I'm currently working on a "dehashing" script that lets user type in an input, together with the hashing method, and the script iterates through a list of characters, builds strings of different lengths, and tries to check if any of the character combinations (of lengths 1-8), hashed, are equal to the input provided by the user.

For example, the user provides the hashed version of 'password', and the algorithm takes all the possibilities, starting from length 1:

Length 1: a, b, c, d, ..., z

Length 2: aa, ab, ac, ..., zz

Length 3: aaa, aab, aac, ..., zzz

and so on, until it reaches Length 8 (including it).

It hashes all the possibilities, one by one, and it checks if they are equal to the user's input. If so, the program outputs the unhashed string and stops the searching.

I firstly thought about using 1 for() loop for length 1, 2 nested for() loops for length 2, and so on, but thought that I might copy and paste too much of the same code, so I Googled for some other options, and I found out that I can use itertools.

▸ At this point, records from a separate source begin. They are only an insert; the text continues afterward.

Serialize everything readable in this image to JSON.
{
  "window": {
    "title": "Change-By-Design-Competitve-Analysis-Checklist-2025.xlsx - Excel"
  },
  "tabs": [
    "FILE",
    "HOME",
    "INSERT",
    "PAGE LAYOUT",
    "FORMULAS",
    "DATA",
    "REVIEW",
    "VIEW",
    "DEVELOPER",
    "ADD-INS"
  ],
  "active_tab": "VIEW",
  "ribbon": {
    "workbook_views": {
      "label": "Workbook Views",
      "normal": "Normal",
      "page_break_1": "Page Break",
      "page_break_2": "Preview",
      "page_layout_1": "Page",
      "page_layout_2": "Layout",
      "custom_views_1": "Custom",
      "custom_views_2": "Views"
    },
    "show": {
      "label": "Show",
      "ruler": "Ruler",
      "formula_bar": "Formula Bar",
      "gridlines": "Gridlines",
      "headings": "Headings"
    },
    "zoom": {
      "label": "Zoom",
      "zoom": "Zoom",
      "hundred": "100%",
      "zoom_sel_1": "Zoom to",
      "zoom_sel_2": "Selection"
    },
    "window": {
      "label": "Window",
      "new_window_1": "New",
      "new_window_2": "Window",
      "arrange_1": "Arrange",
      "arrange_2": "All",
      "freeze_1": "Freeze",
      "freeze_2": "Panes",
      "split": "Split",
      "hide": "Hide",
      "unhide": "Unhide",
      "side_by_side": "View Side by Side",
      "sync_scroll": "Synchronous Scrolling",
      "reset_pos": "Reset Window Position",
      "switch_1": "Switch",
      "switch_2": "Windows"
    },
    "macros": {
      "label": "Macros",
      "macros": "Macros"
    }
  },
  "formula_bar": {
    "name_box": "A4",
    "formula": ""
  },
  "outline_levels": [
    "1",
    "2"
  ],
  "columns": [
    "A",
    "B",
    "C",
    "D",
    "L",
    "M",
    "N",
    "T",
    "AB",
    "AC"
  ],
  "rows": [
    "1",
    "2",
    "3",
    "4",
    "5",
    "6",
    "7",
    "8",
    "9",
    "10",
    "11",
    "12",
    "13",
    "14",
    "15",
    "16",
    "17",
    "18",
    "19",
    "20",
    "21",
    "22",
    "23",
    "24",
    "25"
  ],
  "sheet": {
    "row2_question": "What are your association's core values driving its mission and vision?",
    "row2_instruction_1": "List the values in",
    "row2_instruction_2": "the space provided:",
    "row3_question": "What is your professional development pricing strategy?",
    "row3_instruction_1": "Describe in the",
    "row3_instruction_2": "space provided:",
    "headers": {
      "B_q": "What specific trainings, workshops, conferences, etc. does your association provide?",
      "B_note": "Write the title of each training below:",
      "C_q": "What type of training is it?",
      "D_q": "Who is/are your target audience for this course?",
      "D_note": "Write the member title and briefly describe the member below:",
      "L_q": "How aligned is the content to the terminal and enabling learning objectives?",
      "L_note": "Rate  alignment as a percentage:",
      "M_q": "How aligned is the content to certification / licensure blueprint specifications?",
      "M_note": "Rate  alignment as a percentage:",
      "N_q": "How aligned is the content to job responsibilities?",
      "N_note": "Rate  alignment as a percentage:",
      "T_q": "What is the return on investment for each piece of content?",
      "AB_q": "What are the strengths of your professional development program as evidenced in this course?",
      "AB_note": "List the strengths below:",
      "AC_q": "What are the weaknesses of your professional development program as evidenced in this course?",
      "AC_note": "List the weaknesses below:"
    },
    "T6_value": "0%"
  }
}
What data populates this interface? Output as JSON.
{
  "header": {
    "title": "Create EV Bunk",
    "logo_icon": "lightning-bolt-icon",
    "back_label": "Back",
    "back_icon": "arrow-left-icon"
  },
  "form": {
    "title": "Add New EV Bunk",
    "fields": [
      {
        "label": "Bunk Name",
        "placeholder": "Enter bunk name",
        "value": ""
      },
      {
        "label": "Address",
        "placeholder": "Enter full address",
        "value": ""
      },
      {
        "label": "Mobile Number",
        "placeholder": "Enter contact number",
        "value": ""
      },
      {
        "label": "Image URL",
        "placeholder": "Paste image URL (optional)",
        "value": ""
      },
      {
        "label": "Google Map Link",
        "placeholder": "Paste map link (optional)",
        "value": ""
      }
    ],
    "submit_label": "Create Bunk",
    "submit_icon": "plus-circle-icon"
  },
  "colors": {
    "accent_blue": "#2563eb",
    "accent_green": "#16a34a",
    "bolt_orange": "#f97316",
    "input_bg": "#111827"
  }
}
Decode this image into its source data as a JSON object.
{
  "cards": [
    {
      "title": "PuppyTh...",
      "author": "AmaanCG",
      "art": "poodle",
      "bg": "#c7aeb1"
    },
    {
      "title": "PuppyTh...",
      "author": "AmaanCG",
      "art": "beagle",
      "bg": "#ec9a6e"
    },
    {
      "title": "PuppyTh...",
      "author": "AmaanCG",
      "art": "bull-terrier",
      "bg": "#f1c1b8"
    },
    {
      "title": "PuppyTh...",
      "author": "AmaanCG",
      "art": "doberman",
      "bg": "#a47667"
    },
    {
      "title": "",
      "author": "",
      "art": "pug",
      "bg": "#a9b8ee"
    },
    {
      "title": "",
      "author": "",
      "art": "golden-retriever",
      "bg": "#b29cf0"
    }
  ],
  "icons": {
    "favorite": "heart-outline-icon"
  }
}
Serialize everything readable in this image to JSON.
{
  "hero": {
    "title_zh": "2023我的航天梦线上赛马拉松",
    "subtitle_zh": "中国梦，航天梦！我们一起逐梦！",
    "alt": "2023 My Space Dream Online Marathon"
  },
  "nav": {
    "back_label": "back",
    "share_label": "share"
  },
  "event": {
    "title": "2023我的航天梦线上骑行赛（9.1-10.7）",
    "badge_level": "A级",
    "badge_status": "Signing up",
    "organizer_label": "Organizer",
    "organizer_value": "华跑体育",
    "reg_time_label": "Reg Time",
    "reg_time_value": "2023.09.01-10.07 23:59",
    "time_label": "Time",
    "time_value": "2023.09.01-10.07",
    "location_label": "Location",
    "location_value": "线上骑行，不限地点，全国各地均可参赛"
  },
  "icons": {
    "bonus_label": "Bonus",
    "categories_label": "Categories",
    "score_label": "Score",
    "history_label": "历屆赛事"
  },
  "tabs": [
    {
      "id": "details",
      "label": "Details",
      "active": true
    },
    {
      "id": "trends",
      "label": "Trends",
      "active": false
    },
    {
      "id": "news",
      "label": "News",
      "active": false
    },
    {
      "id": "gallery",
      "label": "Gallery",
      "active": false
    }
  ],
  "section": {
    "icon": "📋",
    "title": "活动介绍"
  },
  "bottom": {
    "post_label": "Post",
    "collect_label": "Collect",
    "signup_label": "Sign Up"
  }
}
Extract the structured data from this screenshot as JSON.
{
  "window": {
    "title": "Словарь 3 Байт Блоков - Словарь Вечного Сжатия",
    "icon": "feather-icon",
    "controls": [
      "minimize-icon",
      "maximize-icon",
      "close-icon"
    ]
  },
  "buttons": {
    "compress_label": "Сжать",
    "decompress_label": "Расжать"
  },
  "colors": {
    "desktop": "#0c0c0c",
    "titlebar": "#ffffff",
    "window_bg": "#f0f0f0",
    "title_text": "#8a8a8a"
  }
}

This is how I'm generating my n-nested for() loops:

chars = "abcdefghijklmnopqrstuvwxyz"
ranges = []
for i in range(0, length):
    ranges.append(range(0, len(chars)))
for xs in itertools.product(*ranges):
    # build the string here, hash it and check if it maches the user's input

I'm not providing the full implementation, because there's more than just checking (writing into files if something is found, outputting stuff, etc.). The idea is, I realized that this algorithm works pretty well for lengths 1-4. Strings with length 1, 2 or 3 are found in less than a second, while strings with length 4 can also require several minutes.

I also "improved" the searching, using multiprocessing and searching for groups of two lengths per process.

The problem is, the algorithm is still not efficient enough. If I want to search for a string with length 5, for example, I'll have to wait even hours, and I'm pretty sure that's a more efficient way of implementing what I actually did.

Also tested the execution time of n-nested normal for() loops vs this type of itertool implementation, and found out that the for() loops are 2x faster. Shouldn't it have been exactly the reverse?

Do you have any advice on how to improve my algorithm?

CodePudding user response：

You can use chars directly as the iterable for itertools.product. In addition, product accepts an optional argument repeat if you want the product of an iterable with itself. Refer to the documentation.

product generates tuples. To get a string out of a tuple of strings, use ''.join().

from itertools import product

def find_password(hashed, length, chars = "abcdefghijklmnopqrstuvwxyz"):
    for p in product(chars, repeat=length):
        if hash(''.join(p)) == hashed:
            return ''.join(p)
    return None

password = 'aaabc'
print( find_password(hash(password), len(password)) )
# aaabc

Additionally, you could use from string import ascii_lowercase instead of hardcoding your own alphabet:

from string import ascii_lowercase

print(ascii_lowercase)
# abcdefghijklmnopqrstuvwxyz